Wilson described the many positive role models in his life, a list that included his parents.
“Ms. Melva Burno, my kindergarten teacher at St. Joseph Academy, was very influential and is someone who I still love and respect,” he said in an interview with The Miscellany. “I also remember Sister Helena, the first African-American nun we were privileged to have as a teacher.”
He also mentioned Sister Martha, the order’s mother superior, who taught Wilson in the middle school years and was someone who held him to high standards and “would not take less than perfection from each of us.”
Although St. Joseph has been closed for many years, the fruits of Wilson’s Catholic education continue to be harvested in his life. On May 22, the physician was inducted into the Society of St. Luke. He was selected by his peers on the medical staff of Sisters of Charity Providence Hospital in Columbia for his exemplary service to his patients and the community.
According to the selection committee’s program from the dinner, the inductees exemplified Providence Hospital’s mission statement “to meet the health care needs of the community by an expression of Christian concern for the sick, suffering, and dying; to manifest love, truth and justice in health care; and to promote the advancement and application of new knowledge about health care.”
Gwen Bower who attended the award ceremony for Wilson, had much to share about the doctor. As a nurse, she has worked with him at many different hospitals throughout the years as a nurse supervisor and now a nurse manager.
“Dr. Wilson is always caring to his patients and his staff,” she said. “He genuinely cares about his patients and will stay with them as long as it takes.”
Wilson’s life has been filled with many firsts. He was the first African American to serve as chief of staff at Providence Hospital and as president of the Columbia Medical Society and the South Carolina Medical Association.
He was married to his wife Antona Marie Greene at St. Patrick’s Church in Charleston. Antona was a student at Immaculate Conception School and a graduate of Bishop England High School. They both valued Catholic education, so they sent their children to St. Peter, St. Martin de Porres and Cardinal Newman schools.

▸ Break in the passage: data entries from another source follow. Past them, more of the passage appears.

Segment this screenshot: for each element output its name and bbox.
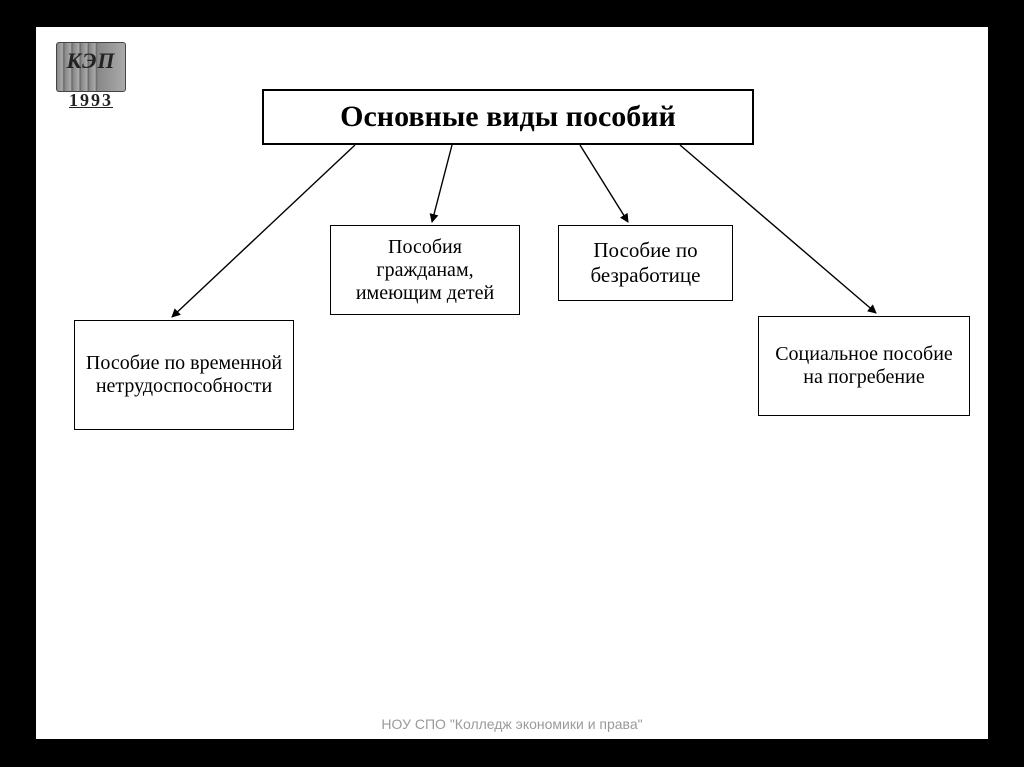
diagram-node: Пособие по безработице [558, 225, 733, 301]
diagram-title: Основные виды пособий [262, 89, 754, 145]
diagram-title-text: Основные виды пособий [340, 100, 676, 134]
diagram-node-text: Социальное пособие на погребение [767, 343, 961, 389]
diagram-node: Социальное пособие на погребение [758, 316, 970, 416]
diagram-node-text: Пособие по безработице [567, 238, 724, 288]
footer-text: НОУ СПО "Колледж экономики и права" [0, 716, 1024, 732]
diagram-node-text: Пособие по временной нетрудоспособности [83, 352, 285, 398]
institution-logo: КЭП 1993 [56, 42, 126, 112]
logo-year: 1993 [56, 90, 126, 111]
diagram-node: Пособия гражданам, имеющим детей [330, 225, 520, 315]
diagram-node: Пособие по временной нетрудоспособности [74, 320, 294, 430]
logo-acronym: КЭП [56, 48, 126, 74]
diagram-node-text: Пособия гражданам, имеющим детей [339, 236, 511, 305]
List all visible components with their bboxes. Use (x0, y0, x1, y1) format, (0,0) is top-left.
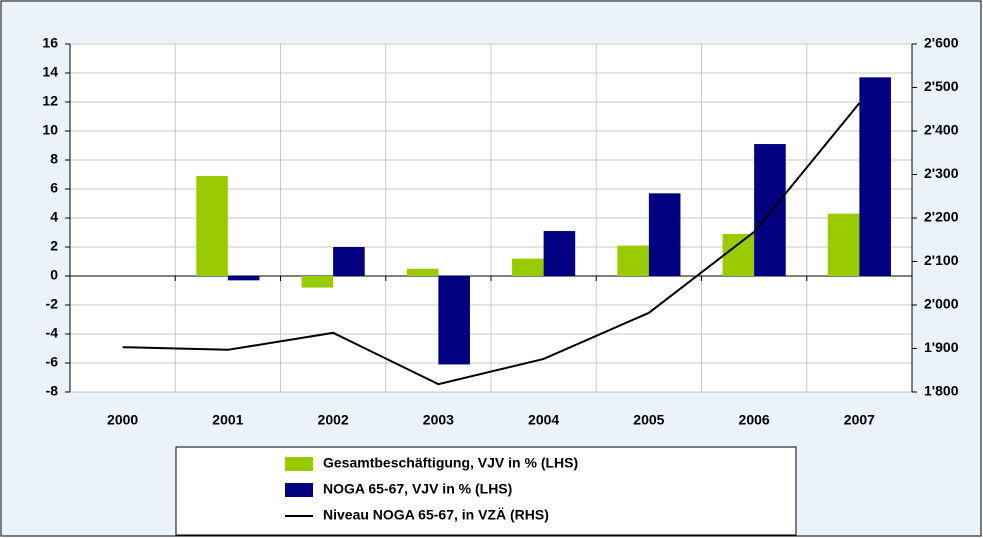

Wilson and his family are active members at St. Martin de Porres Church. In addition to parish activities, the doctor found time to perform community service as the team physician at C.A. Johnson High School in Columbia and chaired the Medical Care Advisory Committee for the S.C. Department of Social Services. Currently, Wilson is president of the South Carolina Medical Association and chair of the South Carolina State Health Planning Committee.
“Dr. Wilson is a devoted Catholic who is very committed to his family,” said Father Paul Williams, his pastor. Giving back to the community is a duty for Wilson and he achieves this through his gift as a surgeon and a leader. He believes that the Society of St. Luke represents what physicians are called to do, which is serve humanity.
Medical talent abounds in the family, as his brother Dennis also is a vascular surgeon and his partner at Midlands Surgical Associates. His daughter, Adrienne Ashley, is a physician completing her residency in emergency medicine at Cook County Hospital in Chicago. His youngest son, Mark Edward, is a rising senior at Hampton University in Hampton, Va., who intends to follow his sister’s footsteps. His other son, Gerald, lives in Atlanta.
From the encouragement of his family and his teachers, Wilson discovered and developed his God-given gifts and has been able to give back to his family, the community and the church. Through all the recognition and honors, Wilson never forgets to thank his parents and the Catholic school that helped form him.